狙撃手が高所を取ることの恐ろしさを知らないわけではないだろうに。

目立った戦闘も起こらず、ペニーはグレート・ベルの前にまでやって来た。
鐘楼に登るための扉は鍵が壊されており、すでに何者かが侵入していることが分かった。
それを偽装したという事も考えられるが、そうする必要がない。
銃腔で小突くようにして扉を押し開き、罠がないかどうかを確認した。

だが、特に目立ったものはなく、壁沿いに錆が目立つ手摺の付いた階段がある空間が広がっているだけだった。
一歩踏み入れ、ワイヤートラップの類もないことを確認した。
数百発のベアリングを指定した方向に発射する指向性地雷を設置されていたら、ペニーの足は勿論、最悪の場合は命を奪われかねない。
拠点化するのであれば、罠の設置は必須だ。

後ろ手で扉を閉じ、肩付けにライフルを構え、その銃腔を頭上の空間に向けながら慎重に階段に近づいていく。
自らの跫音が雨音に紛れて耳に届く。
何もないはずがない、とペニーは全ての物を疑い始めた。
ジュスティア軍を相手にゲリラ戦を挑むと決めた時から、ペニーは相手の研究を行い、その結果に基づいて行動していた。

正義を信仰する彼らならではの死角を見つけ、彼らの弱点を狙い続けた。
市街地での戦闘がペニーなりに出した結論の一つだった。
民間人への誤射を避ける彼らとは違い、ペニーは一切躊躇うことなく銃爪を引くことが出来るからだ。
その研究の中でペニーが分かっているのは、ジュスティアは拠点を防衛する際、決して警戒の手を緩めることをしないという事だった。
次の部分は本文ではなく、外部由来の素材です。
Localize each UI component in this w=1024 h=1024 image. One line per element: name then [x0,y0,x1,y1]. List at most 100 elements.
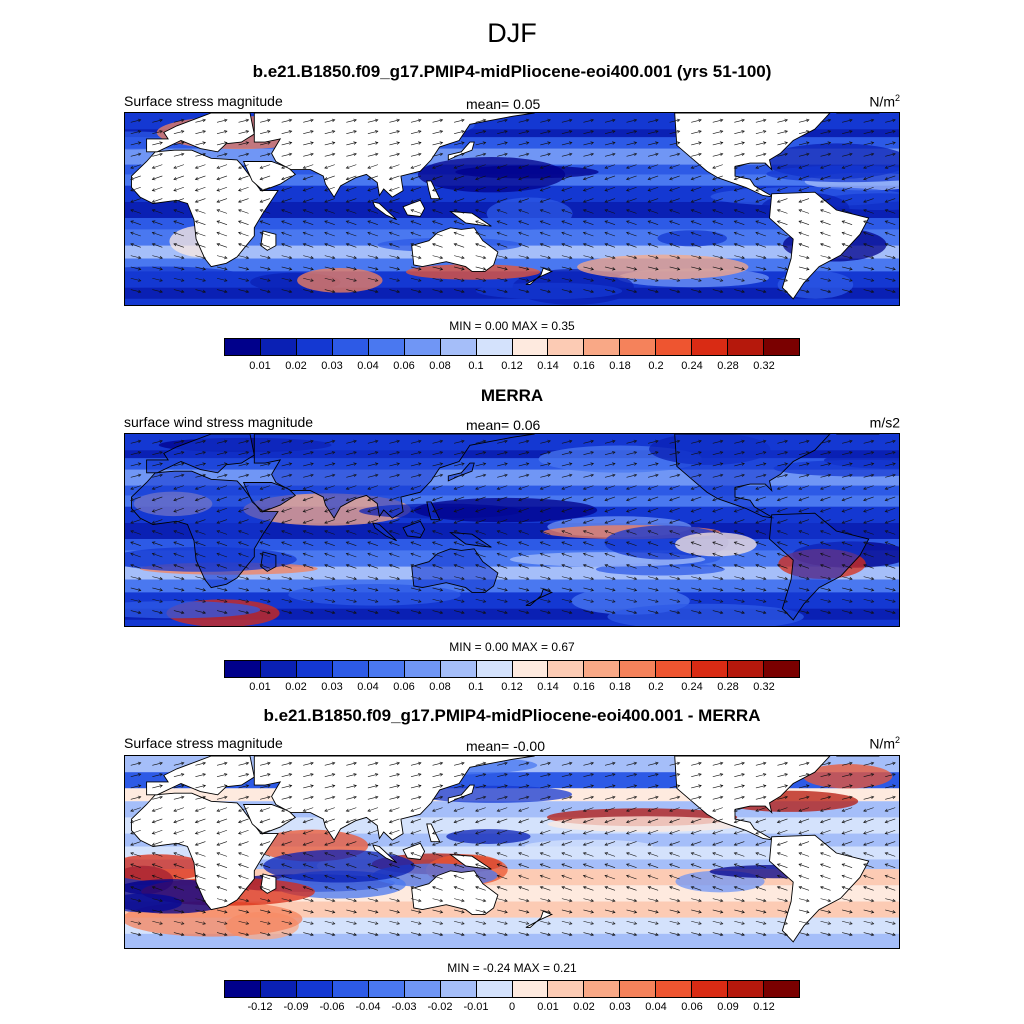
wind-vector-head [612,255,616,260]
wind-vector-head [733,541,738,545]
wind-vector-head [647,530,652,534]
wind-vector-head [669,819,673,824]
wind-vector-head [547,898,551,903]
wind-vector [626,451,637,455]
wind-vector [842,232,853,237]
wind-vector [755,852,766,857]
wind-vector-head [130,486,134,490]
wind-vector [626,232,637,237]
wind-vector-head [475,486,479,490]
wind-vector [583,785,594,789]
wind-vector-head [784,289,789,294]
wind-vector-head [202,761,207,766]
wind-vector [712,463,723,467]
wind-vector-head [432,863,436,867]
wind-vector [604,232,616,237]
wind-vector-head [863,231,867,235]
wind-vector-head [496,886,501,890]
wind-vector-head [137,451,142,455]
wind-vector-head [374,784,379,788]
wind-vector [604,863,616,868]
wind-vector [518,829,529,835]
wind-vector [755,875,766,880]
wind-vector-head [762,473,767,478]
wind-vector-head [719,118,724,123]
wind-vector [152,898,163,902]
wind-vector [648,243,659,248]
wind-vector-head [741,932,745,937]
wind-vector-head [590,795,595,800]
wind-vector [604,243,616,248]
wind-vector [734,232,745,237]
wind-vector [454,266,465,270]
wind-vector [691,186,702,192]
wind-vector-head [798,486,803,490]
wind-vector-head [324,852,328,856]
wind-vector [281,564,292,569]
wind-vector-head [612,152,616,157]
wind-vector-head [281,188,285,192]
wind-vector-head [884,497,889,502]
wind-vector [604,852,616,857]
wind-vector-head [396,610,401,615]
wind-vector [626,773,637,777]
wind-vector-head [432,165,436,169]
wind-vector [540,785,551,789]
wind-vector [497,440,508,444]
wind-vector-head [151,831,156,835]
wind-vector [152,209,163,214]
wind-vector [626,564,637,569]
wind-vector-head [784,773,789,777]
wind-vector [691,119,702,123]
wind-vector-head [353,289,357,294]
wind-vector [281,186,292,192]
wind-vector-head [892,784,896,788]
wind-vector [281,576,292,580]
wind-vector [583,440,594,444]
wind-vector [389,119,400,123]
colorbar-swatch [584,661,621,677]
wind-vector-head [647,520,652,524]
wind-vector-head [202,141,207,145]
wind-vector [626,530,637,535]
wind-vector-head [202,451,207,455]
wind-vector-head [741,784,745,788]
wind-vector [238,220,249,225]
wind-vector [410,796,422,800]
wind-vector [410,142,422,146]
wind-vector-head [267,152,271,157]
wind-vector-head [482,588,487,592]
wind-vector [389,541,400,546]
wind-vector [324,289,335,293]
wind-vector-head [798,176,803,181]
wind-vector-head [863,842,867,846]
wind-vector [346,598,357,603]
wind-vector [389,220,400,225]
wind-vector [260,564,271,569]
wind-vector-head [180,141,185,145]
wind-vector-head [418,610,422,615]
wind-vector [669,496,680,501]
wind-vector [842,198,853,203]
wind-vector-head [288,130,293,134]
wind-vector-head [582,852,587,856]
wind-vector [454,553,465,558]
contour-band [125,245,899,259]
wind-vector-head [820,209,824,213]
wind-vector [885,198,896,203]
wind-vector-head [655,289,659,294]
wind-vector-head [820,509,824,513]
wind-vector [346,440,357,444]
wind-vector-head [302,509,307,513]
wind-vector [454,598,465,603]
wind-vector-head [762,761,767,766]
wind-vector [260,576,271,580]
wind-vector-head [453,199,458,203]
wind-vector-head [151,220,156,224]
wind-vector [820,198,831,203]
wind-vector-head [432,819,436,824]
wind-vector-head [130,808,134,812]
wind-vector-head [633,152,638,157]
wind-vector [367,164,378,169]
wind-vector [863,841,874,846]
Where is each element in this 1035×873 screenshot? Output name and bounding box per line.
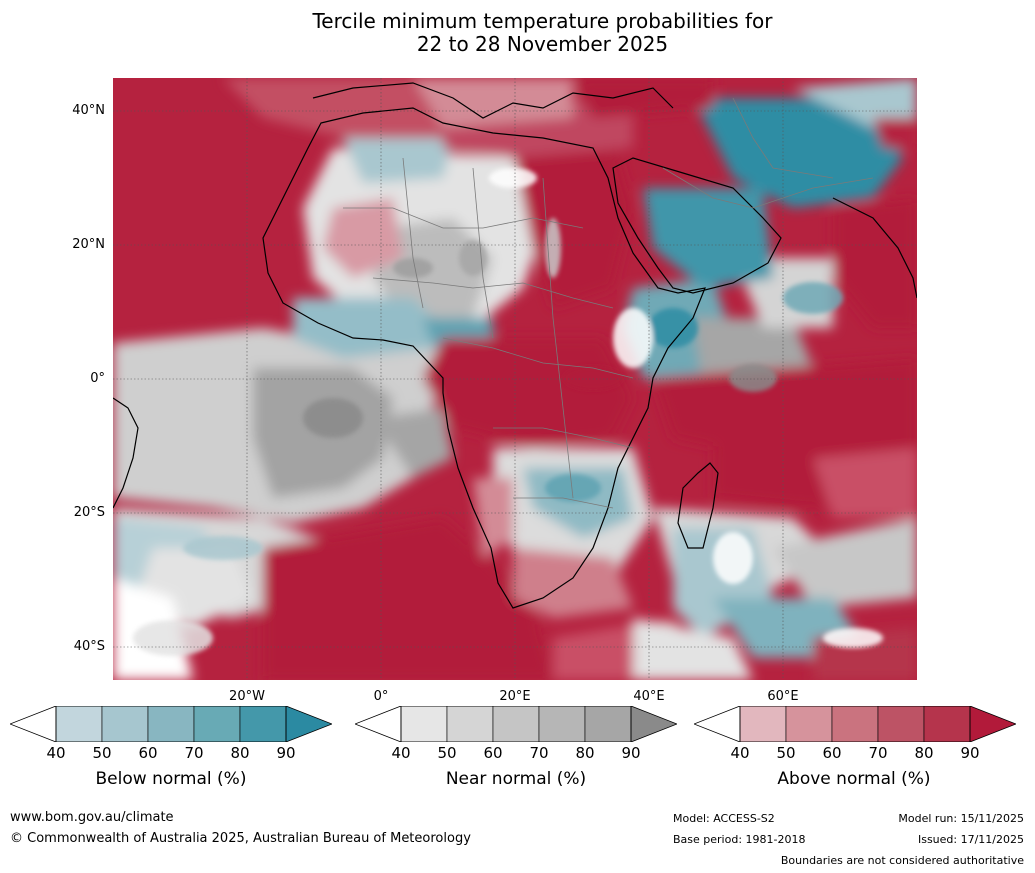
colorbar-swatch (584, 706, 632, 742)
lat-label-20n: 20°N (72, 237, 105, 252)
below-swatches (55, 706, 287, 742)
below-tick: 60 (138, 744, 158, 762)
near-tick: 60 (483, 744, 503, 762)
above-tick: 70 (868, 744, 888, 762)
lat-label-40n: 40°N (72, 103, 105, 118)
colorbar-swatch (923, 706, 971, 742)
below-tick: 40 (46, 744, 66, 762)
probability-map (113, 78, 917, 680)
near-tick: 40 (391, 744, 411, 762)
colorbar-swatch (739, 706, 787, 742)
below-arrow-max (285, 706, 332, 742)
below-tick: 70 (184, 744, 204, 762)
colorbar-near-normal (355, 706, 677, 742)
graticule (113, 78, 917, 680)
above-tick: 60 (822, 744, 842, 762)
above-tick: 80 (914, 744, 934, 762)
footer-base-period: Base period: 1981-2018 (673, 833, 806, 846)
near-normal-label: Near normal (%) (445, 769, 587, 789)
colorbar-swatch (239, 706, 287, 742)
lat-label-0: 0° (90, 371, 105, 386)
colorbar-above-normal (694, 706, 1016, 742)
footer-copyright: © Commonwealth of Australia 2025, Austra… (10, 831, 471, 846)
lon-label-60e: 60°E (767, 689, 799, 704)
colorbar-swatch (446, 706, 494, 742)
above-normal-label: Above normal (%) (777, 769, 931, 789)
near-swatches (400, 706, 632, 742)
above-arrow-max (969, 706, 1016, 742)
colorbar-below-normal (10, 706, 332, 742)
near-tick: 80 (575, 744, 595, 762)
footer-website: www.bom.gov.au/climate (10, 810, 174, 825)
near-tick: 50 (437, 744, 457, 762)
lon-label-20e: 20°E (499, 689, 531, 704)
colorbar-swatch (55, 706, 103, 742)
lon-label-0: 0° (373, 689, 389, 704)
colorbar-swatch (785, 706, 833, 742)
footer-boundaries: Boundaries are not considered authoritat… (780, 854, 1024, 867)
colorbar-swatch (101, 706, 149, 742)
lon-label-40e: 40°E (633, 689, 665, 704)
coastlines (113, 82, 917, 609)
title-line-1: Tercile minimum temperature probabilitie… (312, 9, 773, 33)
near-arrow-max (630, 706, 677, 742)
above-tick: 90 (960, 744, 980, 762)
colorbar-swatch (831, 706, 879, 742)
lon-label-20w: 20°W (229, 689, 265, 704)
colorbar-swatch (147, 706, 195, 742)
footer-model-run: Model run: 15/11/2025 (898, 812, 1024, 825)
below-tick: 80 (230, 744, 250, 762)
colorbar-swatch (193, 706, 241, 742)
below-tick: 90 (276, 744, 296, 762)
above-swatches (739, 706, 971, 742)
borders (343, 97, 874, 509)
lat-label-20s: 20°S (73, 505, 105, 520)
footer-model: Model: ACCESS-S2 (673, 812, 775, 825)
colorbar-swatch (538, 706, 586, 742)
lat-label-40s: 40°S (73, 639, 105, 654)
title-line-2: 22 to 28 November 2025 (416, 32, 669, 56)
below-normal-label: Below normal (%) (95, 769, 247, 789)
map-title: Tercile minimum temperature probabilitie… (0, 10, 1035, 56)
near-tick: 90 (621, 744, 641, 762)
colorbar-swatch (400, 706, 448, 742)
near-tick: 70 (529, 744, 549, 762)
footer-issued: Issued: 17/11/2025 (917, 833, 1024, 846)
below-tick: 50 (92, 744, 112, 762)
colorbar-swatch (877, 706, 925, 742)
above-tick: 50 (776, 744, 796, 762)
colorbar-swatch (492, 706, 540, 742)
above-tick: 40 (730, 744, 750, 762)
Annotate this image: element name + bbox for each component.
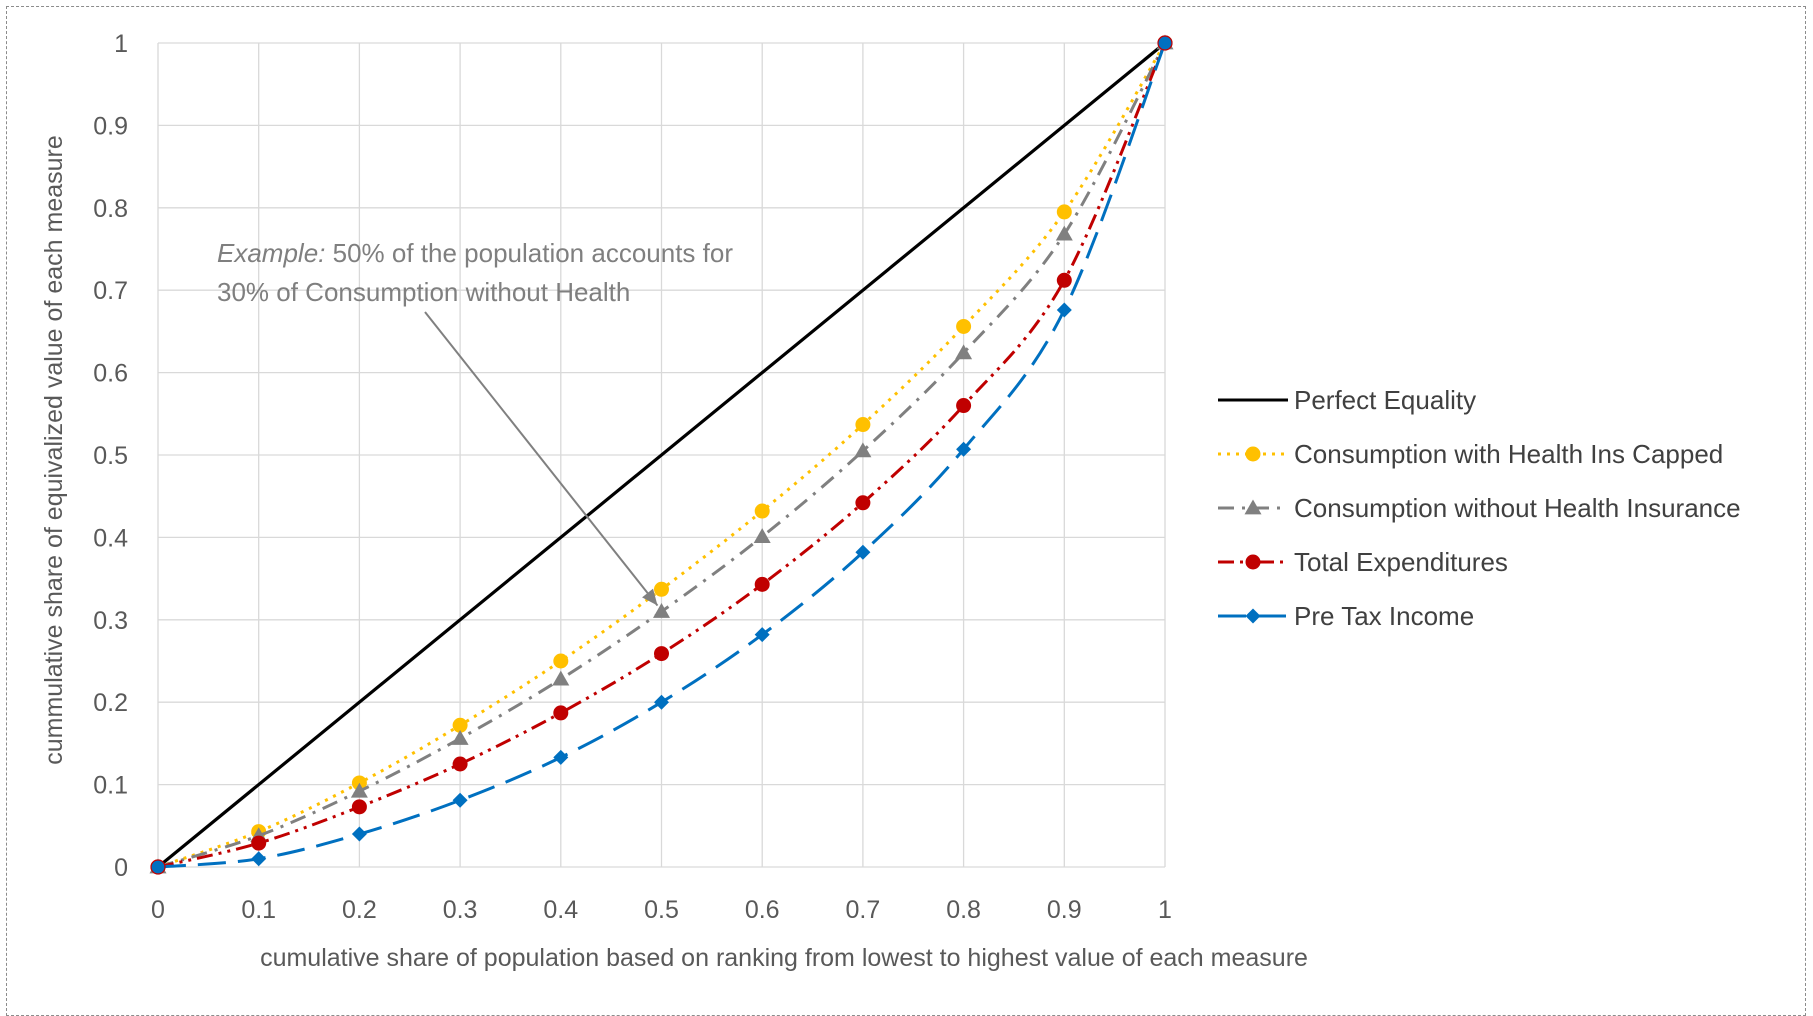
annotation-arrow-line: [424, 311, 659, 607]
y-tick-label: 0.1: [93, 772, 128, 800]
x-tick-label: 0.7: [846, 896, 881, 924]
y-axis-title: cummulative share of equivalized value o…: [40, 135, 68, 765]
data-point-consumption-with-health-ins-capped: [754, 503, 770, 519]
data-point-pre-tax-income: [452, 792, 468, 808]
series-line-consumption-without-health-insurance: [157, 42, 1167, 869]
legend-item-pre-tax-income: Pre Tax Income: [1218, 601, 1474, 631]
data-point-consumption-with-health-ins-capped: [1056, 204, 1072, 220]
data-point-consumption-with-health-ins-capped: [654, 581, 669, 597]
data-point-consumption-without-health-insurance: [552, 670, 570, 686]
data-point-consumption-without-health-insurance: [451, 729, 469, 745]
legend-item-consumption-with-health-ins-capped: Consumption with Health Ins Capped: [1218, 439, 1723, 469]
x-tick-label: 0.1: [241, 896, 276, 924]
series-pre-tax-income: [150, 35, 1173, 875]
annotation-line-1: Example: 50% of the population accounts …: [217, 238, 733, 268]
y-tick-label: 0: [114, 854, 128, 882]
legend-label: Consumption with Health Ins Capped: [1294, 439, 1723, 469]
series-line-perfect-equality: [156, 41, 1167, 869]
x-tick-label: 0.9: [1047, 896, 1082, 924]
legend-label: Consumption without Health Insurance: [1294, 493, 1741, 523]
legend-item-total-expenditures: Total Expenditures: [1218, 547, 1508, 577]
annotation: Example: 50% of the population accounts …: [217, 238, 733, 607]
legend-item-consumption-without-health-insurance: Consumption without Health Insurance: [1218, 493, 1741, 523]
annotation-line-2: 30% of Consumption without Health: [217, 277, 630, 307]
data-point-total-expenditures: [351, 799, 367, 815]
data-point-consumption-with-health-ins-capped: [956, 318, 972, 334]
x-tick-label: 0.6: [745, 896, 780, 924]
axes: 0 0.1 0.2 0.3 0.4 0.5 0.6 0.7 0.8 0.9 1 0 0.1 0.2 0.3 0…: [93, 30, 1172, 924]
data-point-pre-tax-income: [956, 441, 972, 457]
series-perfect-equality: [156, 41, 1167, 869]
data-point-total-expenditures: [654, 646, 669, 662]
y-tick-label: 0.3: [93, 607, 128, 635]
y-tick-label: 0.5: [93, 442, 128, 470]
data-point-consumption-with-health-ins-capped: [855, 417, 871, 433]
data-point-total-expenditures: [956, 398, 972, 414]
x-tick-label: 0.8: [946, 896, 981, 924]
legend: Perfect Equality Consumption with Health …: [1218, 385, 1741, 631]
legend-item-perfect-equality: Perfect Equality: [1218, 385, 1476, 415]
data-point-pre-tax-income: [251, 851, 267, 867]
annotation-line-1-rest: 50% of the population accounts for: [325, 238, 733, 268]
data-point-consumption-with-health-ins-capped: [553, 653, 569, 669]
data-point-total-expenditures: [754, 576, 770, 592]
data-point-pre-tax-income: [553, 749, 569, 765]
data-point-pre-tax-income: [351, 826, 367, 842]
series-line-total-expenditures: [157, 42, 1167, 869]
legend-marker: [1245, 554, 1261, 570]
legend-marker: [1244, 499, 1262, 515]
x-tick-label: 0: [151, 896, 165, 924]
data-point-consumption-without-health-insurance: [1055, 225, 1073, 241]
y-tick-label: 0.7: [93, 277, 128, 305]
legend-marker: [1245, 446, 1261, 462]
x-tick-label: 0.5: [644, 896, 679, 924]
x-tick-label: 0.3: [443, 896, 478, 924]
legend-label: Pre Tax Income: [1294, 601, 1474, 631]
data-point-consumption-without-health-insurance: [350, 782, 368, 798]
data-point-consumption-without-health-insurance: [653, 603, 670, 618]
data-point-total-expenditures: [452, 756, 468, 772]
x-tick-label: 0.2: [342, 896, 377, 924]
series-lines: [149, 34, 1174, 875]
y-tick-label: 0.2: [93, 689, 128, 717]
y-tick-label: 0.9: [93, 112, 128, 140]
data-point-consumption-without-health-insurance: [955, 344, 973, 360]
y-tick-label: 1: [114, 30, 128, 58]
data-point-total-expenditures: [1056, 272, 1072, 288]
data-point-total-expenditures: [251, 835, 267, 851]
data-point-consumption-with-health-ins-capped: [452, 717, 468, 733]
data-point-total-expenditures: [553, 705, 569, 721]
x-axis-title: cumulative share of population based on …: [260, 944, 1308, 972]
annotation-arrow-head: [642, 588, 658, 606]
data-point-pre-tax-income: [754, 627, 770, 643]
legend-label: Total Expenditures: [1294, 547, 1508, 577]
data-point-pre-tax-income: [1056, 302, 1072, 318]
x-tick-label: 0.4: [543, 896, 578, 924]
series-line-pre-tax-income: [157, 42, 1167, 869]
legend-marker: [1245, 608, 1261, 624]
data-point-consumption-without-health-insurance: [753, 528, 771, 543]
data-point-total-expenditures: [855, 495, 871, 511]
legend-label: Perfect Equality: [1294, 385, 1476, 415]
data-point-pre-tax-income: [654, 694, 669, 710]
y-tick-label: 0.6: [93, 360, 128, 388]
x-tick-label: 1: [1158, 896, 1172, 924]
y-tick-label: 0.4: [93, 524, 128, 552]
y-tick-label: 0.8: [93, 195, 128, 223]
data-point-consumption-without-health-insurance: [854, 442, 872, 458]
annotation-prefix: Example:: [217, 238, 325, 268]
data-point-pre-tax-income: [855, 544, 871, 560]
endpoint-marker: [1157, 35, 1173, 51]
endpoint-marker: [150, 859, 166, 875]
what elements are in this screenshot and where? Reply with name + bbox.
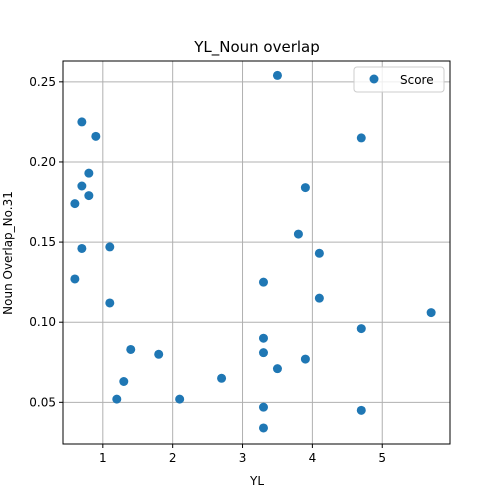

拠点制圧のためには戦車も持ち出すし、野戦砲も持ち出してくる。
そういう連中が今のペニーの相手なのだ。
それが、グレート・ベルという狙撃手にとって最高の環境を易々と手放すというのは、罠以外の何物でもなかった。
正々堂々を旨とする彼らが仕掛ける罠となると、優等生的な物が考え付くが、裏切り者が罠を仕掛けたとしたら、それはジュスティア軍らしさのない物になるだろう。

壁を背にして警戒を続けつつ、階段に足を乗せた、正にその瞬間――

('、`;川「っ?!」

――動物的なまでの直感に従い、ペニーは大きく前に飛び込んだ。
階段の段差に躓きかけながらも、大きく五段上に登ることが出来た。

ペニーの足が五段上の階段に触れるのとほぼ同時に、轟音と共にそれまでペニーの足があった場所に無骨なシルエットの腕が生えていた。
強化外骨格の腕。
機械仕掛けの甲冑の腕。
紛れもなく、ジョン・ドゥの腕だった。